I have met twelve year old girls who have later died from cancer, but they never lost hope - and they never gave up.
16 Clay Franklin // Sep 30, 2009 at 12:37 am
Sorry for your loss Ross.
I lost my Dad when I was 6 to pneumonia, I was in alone visiting with him when he collapsed. Losing a family member is the worst thing.
Harris has a point about depression.
Really sorry you have to deal with this loss and the impact to your family.
On a brighter note, congratulations on your new position as a Stompernet Guru. You will get to help a lot of people.
17 Said BARCHIL // Sep 30, 2009 at 1:54 am
Hey Bro,
Sorry to hear about it. My condolences to you
I understand your feeling about it . Because I have lose someone recently
i just know you a month ago thought your seminars and articles and I’m fascinated about what I have learned from you and about your ideas and marketing knowledge but you know what i have learned in this post you just write is the best you can teach us about fighting for our life, family and ideas
please excuse my bad English
18 Clay Franklin // Oct 3, 2009 at 8:35 pm
Ross very sorry that your family has to go through this. I left a nice long comment last week but the spam filter must not have liked it. My thoughts are with you.

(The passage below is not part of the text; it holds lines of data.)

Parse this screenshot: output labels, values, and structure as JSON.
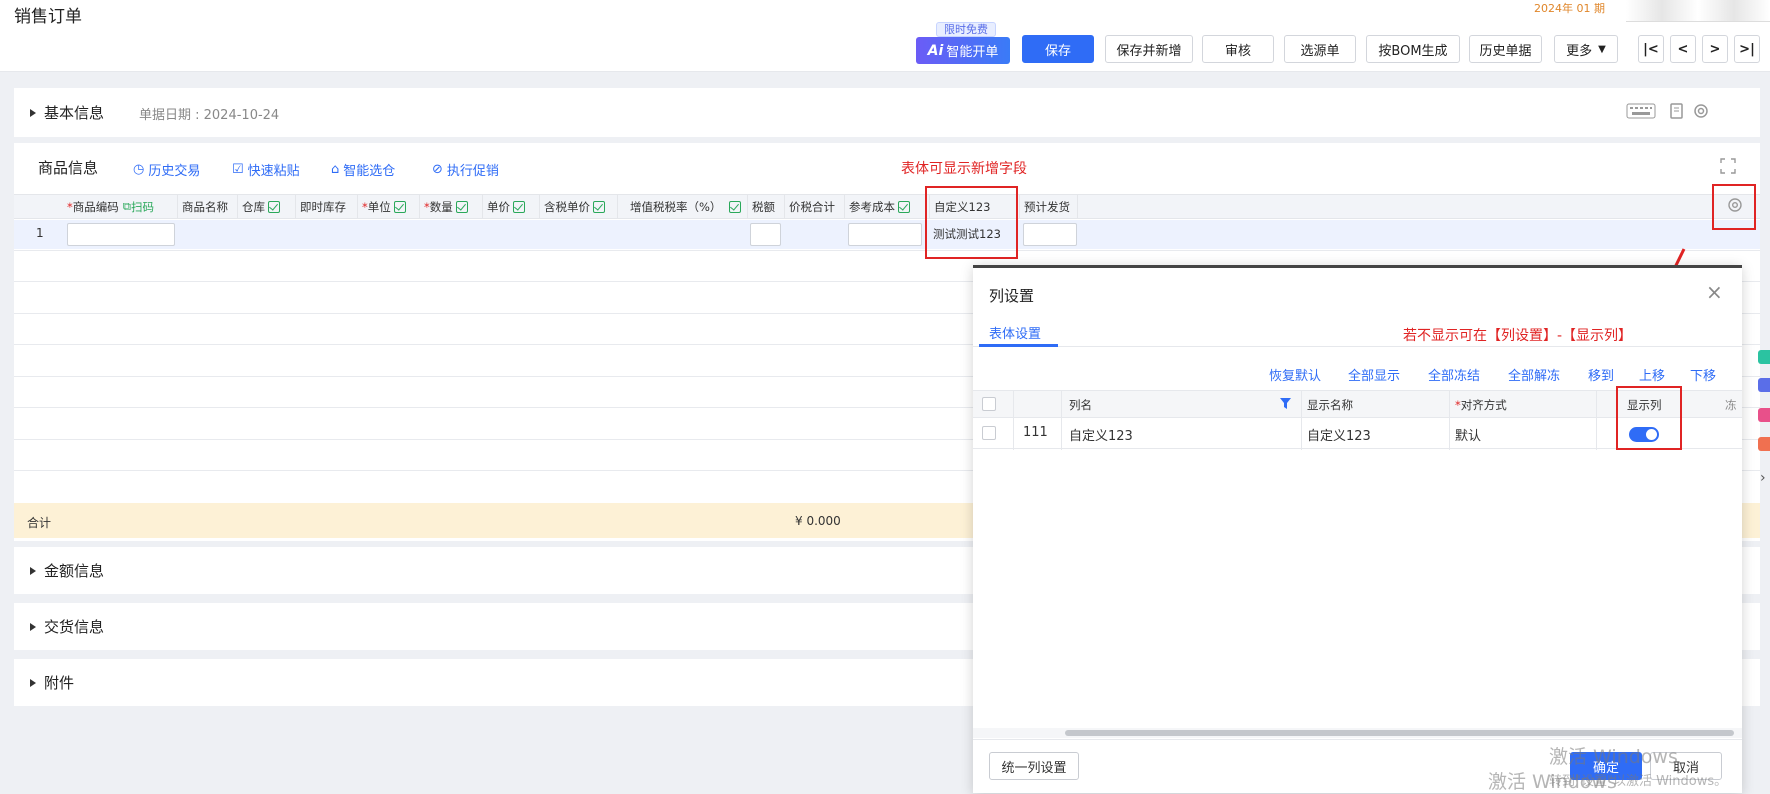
{
  "page": {
    "title": "销售订单",
    "period": "2024年 01 期"
  },
  "toolbar": {
    "ai_tag": "限时免费",
    "ai_label": "智能开单",
    "save": "保存",
    "save_new": "保存并新增",
    "review": "审核",
    "select_source": "选源单",
    "bom": "按BOM生成",
    "history": "历史单据",
    "more": "更多",
    "nav_first": "|<",
    "nav_prev": "<",
    "nav_next": ">",
    "nav_last": ">|"
  },
  "basic": {
    "title": "基本信息",
    "date_label": "单据日期 : 2024-10-24"
  },
  "goods": {
    "title": "商品信息",
    "links": [
      "历史交易",
      "快速粘贴",
      "智能选仓",
      "执行促销"
    ],
    "annotation": "表体可显示新增字段",
    "columns": [
      "商品编码",
      "扫码",
      "商品名称",
      "仓库",
      "即时库存",
      "单位",
      "数量",
      "单价",
      "含税单价",
      "增值税税率（%）",
      "税额",
      "价税合计",
      "参考成本",
      "自定义123",
      "预计发货"
    ],
    "row_no": "1",
    "custom_value": "测试测试123",
    "total_label": "合计",
    "total_amount": "¥ 0.000"
  },
  "sections": {
    "amount": "金额信息",
    "delivery": "交货信息",
    "attachment": "附件"
  },
  "dialog": {
    "title": "列设置",
    "tab": "表体设置",
    "annotation": "若不显示可在【列设置】-【显示列】",
    "actions": [
      "恢复默认",
      "全部显示",
      "全部冻结",
      "全部解冻",
      "移到",
      "上移",
      "下移"
    ],
    "headers": {
      "name": "列名",
      "display": "显示名称",
      "align": "对齐方式",
      "show": "显示列",
      "extra": "冻"
    },
    "row": {
      "index": "111",
      "name": "自定义123",
      "display": "自定义123",
      "align": "默认"
    },
    "unified": "统一列设置",
    "confirm": "确定",
    "cancel": "取消",
    "watermark1": "激活 Windows",
    "watermark2": "转到\"设置\"以激活 Windows。",
    "watermark3": "激活 Windows"
  },
  "colors": {
    "primary": "#2f6cf6",
    "annotation_red": "#e02424",
    "total_bg": "#fdf1d6"
  }
}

19 Kitsch // Oct 5, 2009 at 10:34 am
Ross,
I am sorry for your family’s loss. In spite of this you still choose to share your strength… & that is immortal. Your perseverance and indomitable spirit are a testimony of your character.
Regards,
Kitsch Remsky
20 Vickie // Nov 9, 2009 at 9:03 pm
I stubbled upon this blog post as I was working. Thank you for being brave enough to share your pain, your wisdom and your drive. Your right quiters never win and winners never quit.
God bless you and your father
Vickie
21 Greg // Nov 16, 2009 at 2:47 pm
Hi Ross,
I just want to say sorry about your stepdad. I actually came onto this site from your youtube video about affiliate marketing for blogger. i then noticed something on your squidoo lense about you being disabled in iraq war. then i found this. well all i can say is that I pray God answers you and that you and your family will have a peaceful Christmas and you and your loved ones are blessed to have a strong family member - you. Please try to speak to God again.He does answer , it takes time. My brother has been diagnosed with mental illness and now he is getting his confidence back but ive been his carer since 01 and God is faithful. Have a peaceful christmas. And thanks for the how to affiliate link - going back to watch it now. God bless,Greg.
22 Sandy White // Dec 1, 2009 at 8:00 am
Dear Ross, we’ve only just learned about your sad loss. My heart goes out to you and your family. I’ve lost both of my parents now, but not to suicide. That has to be very, very hard.
Please know that we will earnestly pray that the Lord will comfort your heart and give you some of the answers you are seeking.
I’ve known Him for a very long time and through the worst that life has tried to give me, He has been my strength and peace. I pray you will find that as well.
Please know that we are available at any time if you need to talk with us.
Lovingly, Sandy White
23 Col // Dec 24, 2009 at 2:39 am
Hey Ross,
Wow, right? It’s such a shock when things like this happen. One of my best friends killed herself years ago and I wanted so badly to have all of these questions answered. That was the strongest feeling for me … like the unanswered questions left some sort of a hole inside of me.
I mean, of course you know some of it … she had an illness too, like your stepdad … but even so, you just want to talk to them and ask them things. And you know you never will be able to do that … at least not in the near future
I’m guessing even if we could have our questions answered, the hole would still be there.
Thinking warm thoughts of you and your family.